Considering the different factors that are acknowledged to constrain the selection of defining information, the one constraint that is, a priori, the most independent from any domain and language is the level of reality. To answer these questions, I therefore make the hypothesis that domain-specific conceptualizations, which are “described” by terminological definitions, refer to different kinds of entities in the world and that the properties and relations of these entity types have an influence on the information that is relevant to define these concepts. Information selection is thus partly a function of the type of entity defined. If this hypothesis is verified, it is possible to propose defining models based on the properties and relations characterizing each type of entity.

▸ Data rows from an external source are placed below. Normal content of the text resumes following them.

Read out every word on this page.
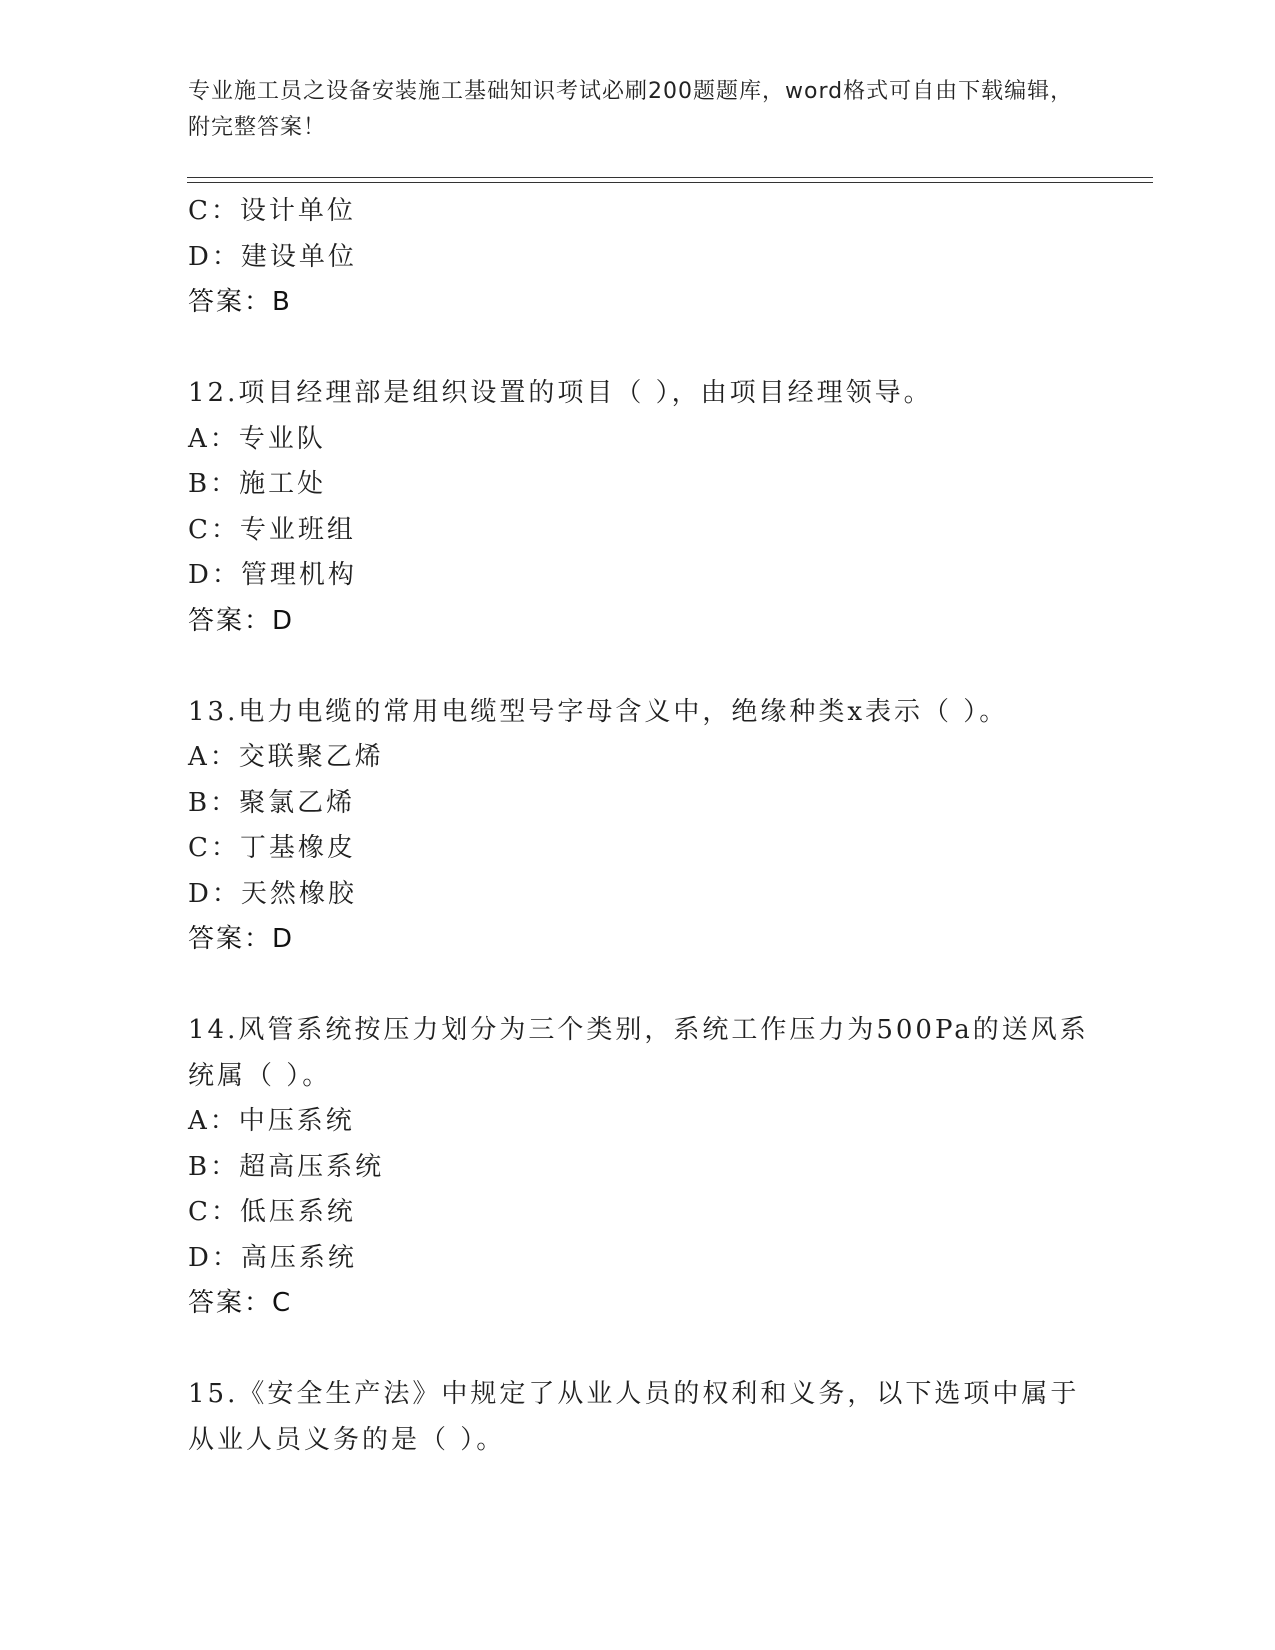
专业施工员之设备安装施工基础知识考试必刷200题题库，word格式可自由下载编辑，附完整答案！
C：设计单位
D：建设单位
答案：B
12.项目经理部是组织设置的项目（ ），由项目经理领导。
A：专业队
B：施工处
C：专业班组
D：管理机构
答案：D
13.电力电缆的常用电缆型号字母含义中，绝缘种类x表示（ ）。
A：交联聚乙烯
B：聚氯乙烯
C：丁基橡皮
D：天然橡胶
答案：D
14.风管系统按压力划分为三个类别，系统工作压力为500Pa的送风系
统属（ ）。
A：中压系统
B：超高压系统
C：低压系统
D：高压系统
答案：C
15.《安全生产法》中规定了从业人员的权利和义务，以下选项中属于
从业人员义务的是（ ）。
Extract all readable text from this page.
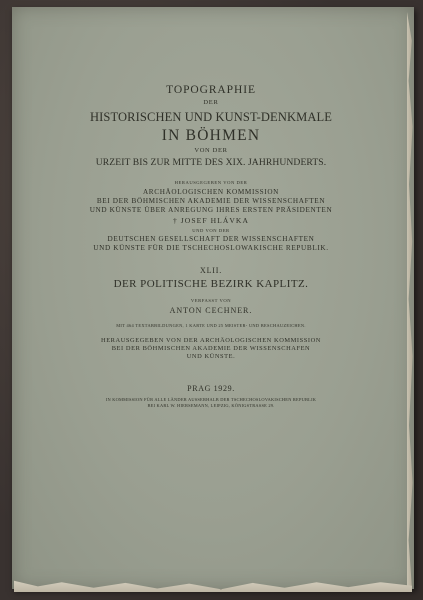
TOPOGRAPHIE
DER
HISTORISCHEN UND KUNST-DENKMALE
IN BÖHMEN
VON DER
URZEIT BIS ZUR MITTE DES XIX. JAHRHUNDERTS.
HERAUSGEGEBEN VON DER
ARCHÄOLOGISCHEN KOMMISSION
BEI DER BÖHMISCHEN AKADEMIE DER WISSENSCHAFTEN
UND KÜNSTE ÜBER ANREGUNG IHRES ERSTEN PRÄSIDENTEN
† JOSEF HLÁVKA
UND VON DER
DEUTSCHEN GESELLSCHAFT DER WISSENSCHAFTEN
UND KÜNSTE FÜR DIE TSCHECHOSLOWAKISCHE REPUBLIK.
XLII.
DER POLITISCHE BEZIRK KAPLITZ.
VERFASST VON
ANTON CECHNER.
MIT 464 TEXTABBILDUNGEN, 1 KARTE UND 25 MEISTER- UND BESCHAUZEICHEN.
HERAUSGEGEBEN VON DER ARCHÄOLOGISCHEN KOMMISSION
BEI DER BÖHMISCHEN AKADEMIE DER WISSENSCHAFEN
UND KÜNSTE.
PRAG 1929.
IN KOMMISSION FÜR ALLE LÄNDER AUSSERHALB DER TSCHECHOSLOVAKISCHEN REPUBLIK
BEI KARL W. HIERSEMANN, LEIPZIG, KÖNIGSTRASSE 29.
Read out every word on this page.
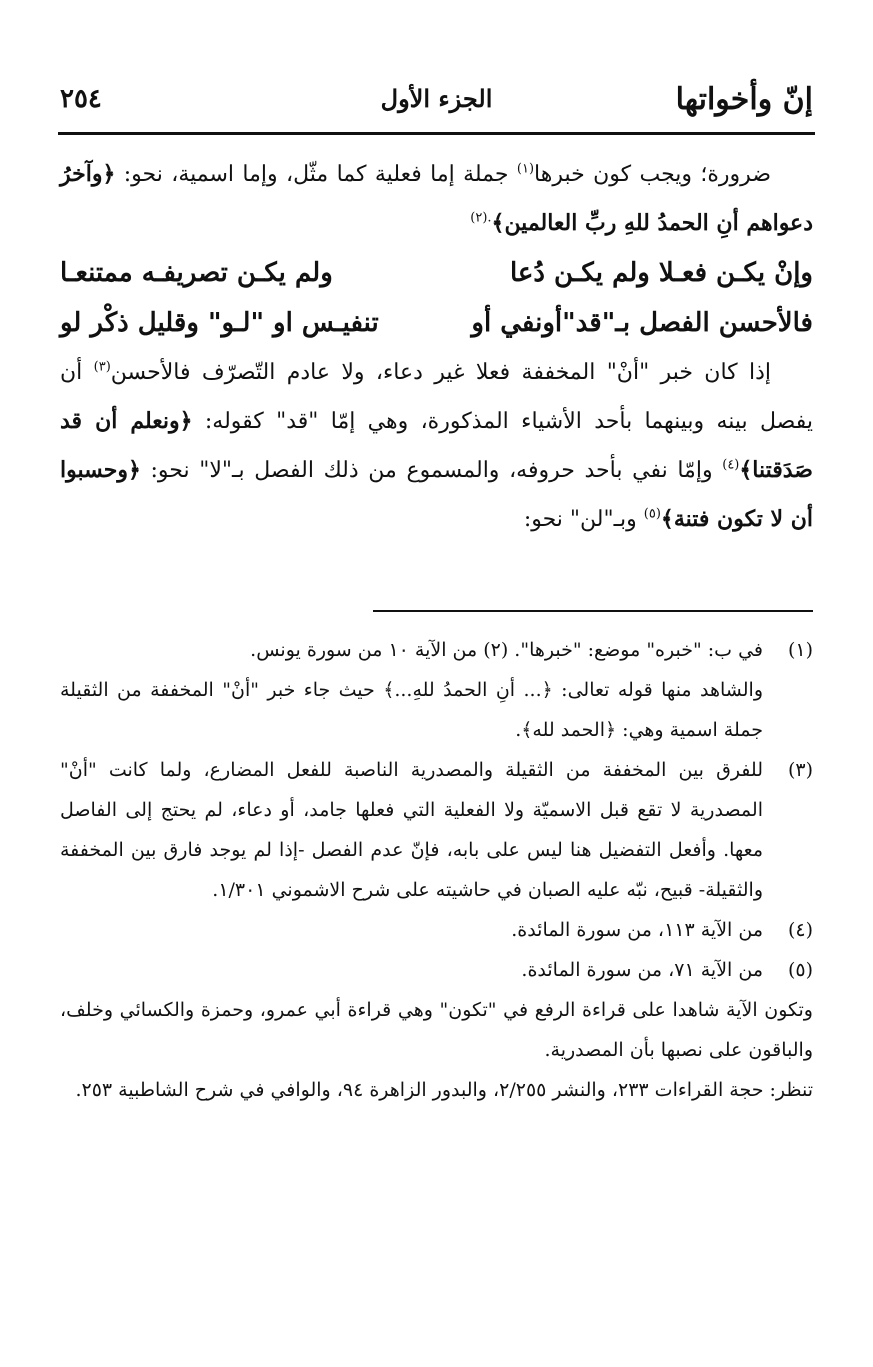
إنّ وأخواتها
الجزء الأول
٢٥٤

ضرورة؛ ويجب كون خبرها$^{(١)}$ جملة إما فعلية كما مثّل، وإما اسمية، نحو: ﴿وآخرُ دعواهم أنِ الحمدُ للهِ ربِّ العالمين﴾$^{.(٢)}$

وإنْ يكـن فعـلا ولم يكـن دُعا
ولم يكـن تصريفـه ممتنعـا
فالأحسن الفصل بـ"قد"أونفي أو
تنفيـس او "لـو" وقليل ذكْر لو

إذا كان خبر "أنْ" المخففة فعلا غير دعاء، ولا عادم التّصرّف فالأحسن$^{(٣)}$ أن يفصل بينه وبينهما بأحد الأشياء المذكورة، وهي إمّا "قد" كقوله: ﴿ونعلم أن قد صَدَقتنا﴾$^{(٤)}$ وإمّا نفي بأحد حروفه، والمسموع من ذلك الفصل بـ"لا" نحو: ﴿وحسبوا أن لا تكون فتنة﴾$^{(٥)}$ وبـ"لن" نحو:

(١)
في ب: "خبره" موضع: "خبرها". (٢) من الآية ١٠ من سورة يونس.
والشاهد منها قوله تعالى: ﴿... أنِ الحمدُ للهِ...﴾ حيث جاء خبر "أنْ" المخففة من الثقيلة جملة اسمية وهي: ﴿الحمد لله﴾.
(٣)
للفرق بين المخففة من الثقيلة والمصدرية الناصبة للفعل المضارع، ولما كانت "أنْ" المصدرية لا تقع قبل الاسميّة ولا الفعلية التي فعلها جامد، أو دعاء، لم يحتج إلى الفاصل معها. وأفعل التفضيل هنا ليس على بابه، فإنّ عدم الفصل -إذا لم يوجد فارق بين المخففة والثقيلة- قبيح، نبّه عليه الصبان في حاشيته على شرح الاشموني ١/٣٠١.
(٤)
من الآية ١١٣، من سورة المائدة.
(٥)
من الآية ٧١، من سورة المائدة.

وتكون الآية شاهدا على قراءة الرفع في "تكون" وهي قراءة أبي عمرو، وحمزة والكسائي وخلف، والباقون على نصبها بأن المصدرية.

تنظر: حجة القراءات ٢٣٣، والنشر ٢/٢٥٥، والبدور الزاهرة ٩٤، والوافي في شرح الشاطبية ٢٥٣.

To test this hypothesis, I propose to adopt the categories of an existing realist upper-level ontology, the Basic Formal Ontology (BFO), and their specifications. This ontology is aimed at representing the type of things that exist in the world, their properties and their relations to other types of entities. In BFO, entity types are organized according to philosophical distinctions and they are consistent with the scientific knowledge of the world. I propose to adapt these categories to creating relational models, and to use these models to describe the internal structure of existing definitions. The idea is that large-scale multi-domain and multilingual corpus analyses can be used to test the hypothesis and, if verified, to implement these models in a (semi-)automatic definition writing tool. A pilot experiment based on a corpus analysis of a sample of 240 terminological definitions extracted from 15 domains yielded encouraging results, with almost 75 % of the relations expressed in the analyzed definitions pertaining to the models associated with each entity type. This empirical study shows, moreover, which relations (characteristics related to each entity type) in these generic models are most relevant in terminological definitions. These results tend to confirm the tested hypothesis and pave the way for further consolidation work and, eventually, the implementation of the models in (semi-)automatic definition writing tools. The theoretical considerations underlying this methodological proposition also contribute to the foundations of an integrated theory of definitions in terminology.